Nous voguons rapidement sur la mer
d'Arabie, la mer est calme, personne n'est malade. Aussi, nous en profitions
pour prendre une leçons d'anglais qu'une mère de Sion a bien voulue nous
donner. Hier, nous avons fait une dictée, aujourd'hui, c'est l'arithmétique. Je
n'ai jamais le premier prix mais je suis très contente et très reconnaissante
de son admirable patience et de sa grande bonté.
Mardi 9 novembre .
La mer est assez mauvaise, ce matin, nous
avons le tangage bien plus fatigant que le roulis. Mais je ne veux pas
cependant nous donner à croire que j'ai le mal de mer. Oh! je suis trop égoïste
pour donner à manger aux poissons et je veux toujours tout garder pour moi.
Nous voyons la terre par moments et c'est parce que nous sommes près des côtes
que la mer est mauvaise. Nous nous faisons du bon sang car nous avançons
rapidement et pensons arriver à Colombo vers 1 heure du matin. Là, nous y
séjournerons un jour pour faire provision de charbon. Courge, nous sommes
presque à la moitié du voyage et quatre d'entre nous n'ont jamais eu le mal de
mer.
Vendredi 12 novembre .
Voici que j'ai fait la paresseuse pendant 2
jours et aujourd'hui, je dois me rattraper. Nous sommes arrivés à Colombo dans
la nuit du mardi au mercredi. Nous avons pu descendre à terre vers les 9
heures, ce qui nous fait grand plaisir. La mer a été très mauvaise. Hier, nous
sommes allées chez les petites sœurs des pauvres. Elles nous ont reçu à bras
ouverts et nous ont offert un gracieux dîner. Elles nous ont fait visiter leur
très grande maison. Elles accueillent beaucoup de personnes âgées. Nous avons
remarqué la plus grande propreté dans les appartements et surtout à la chapelle
où se faisait le grand nettoyage. Pour cela, une femme montait en haut d'une
échelle de 50 mètres de haut pour essuyer la voûte. Et puis quel bonheur pour
nous de voir le tabernacle abritant Jésus. Je constate maintenant le bon temps
du noviciat où je pourrais le voir à chaque instant. Nous pouvons aussi nous
confesser et lire les lettres de notre mère et du noviciat. Oh! lettres de
France, que vous êtes bien reçus. La petite ville de Colombo est très belle.

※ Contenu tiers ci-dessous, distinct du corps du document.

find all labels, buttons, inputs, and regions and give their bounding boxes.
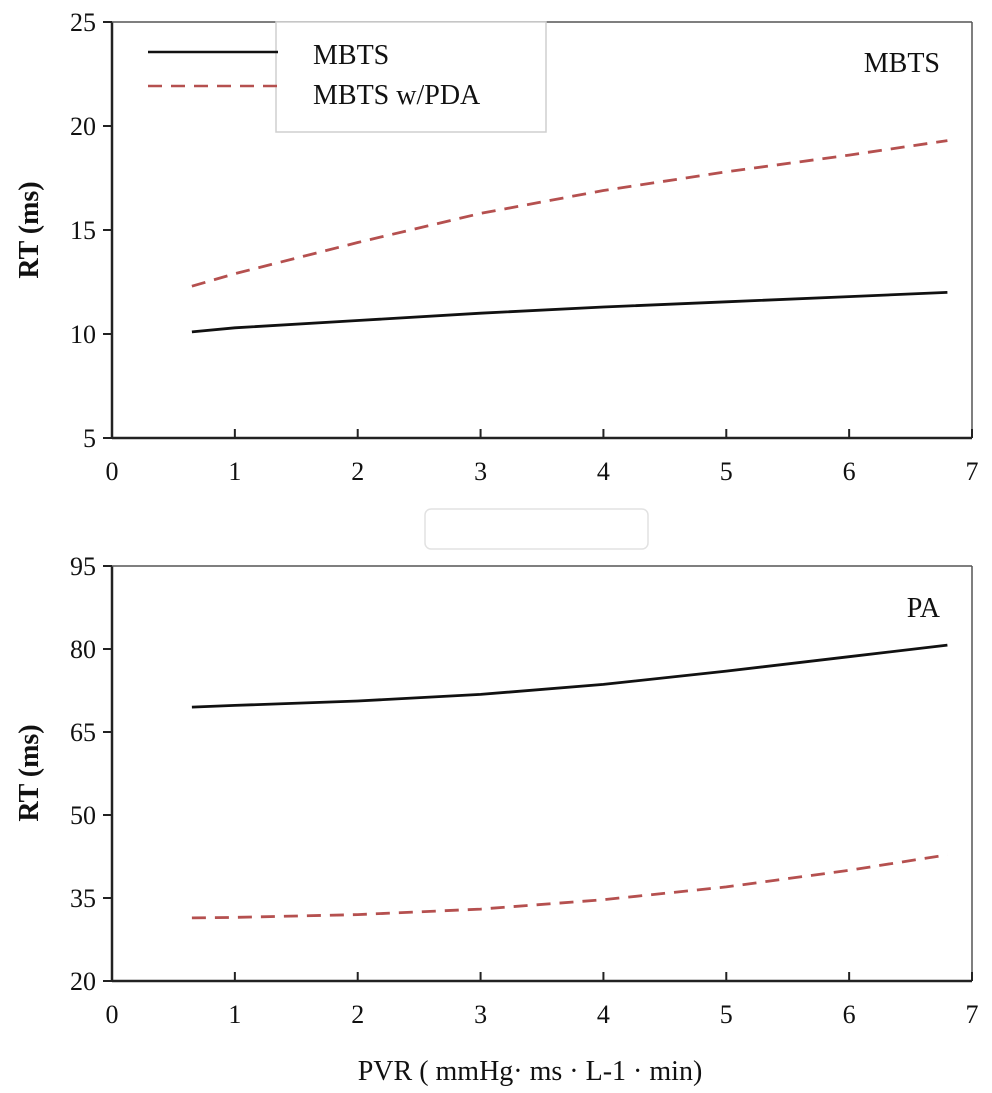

Beaucoup de gens sont catholiques, il y a quelques familles bouddhistes. La
végétation est abondante, beaucoup d'arbres fruitiers, bananiers, cocotiers.
Les voitures sont parfois tirées par des petites chevaux ou par un attelage de
1 ou 2 bœufs. Le conducteur se place à côté du timon entre la voiture et
l'animal. Autour de la ville, il y a de grandes prairies très vertes en ce
moment bien que ce soit la saison d'hiver. De temps en temps, il y a quelques
averses. En dehors de ce temps, il ne serait pas prudent de traverser le quai
sans une ombrelle. Vous pouvez donc imaginer la canicule!...A cinq heures ,
nous remontons sur la calouche, petit bateau qui nous conduit à L'Australien.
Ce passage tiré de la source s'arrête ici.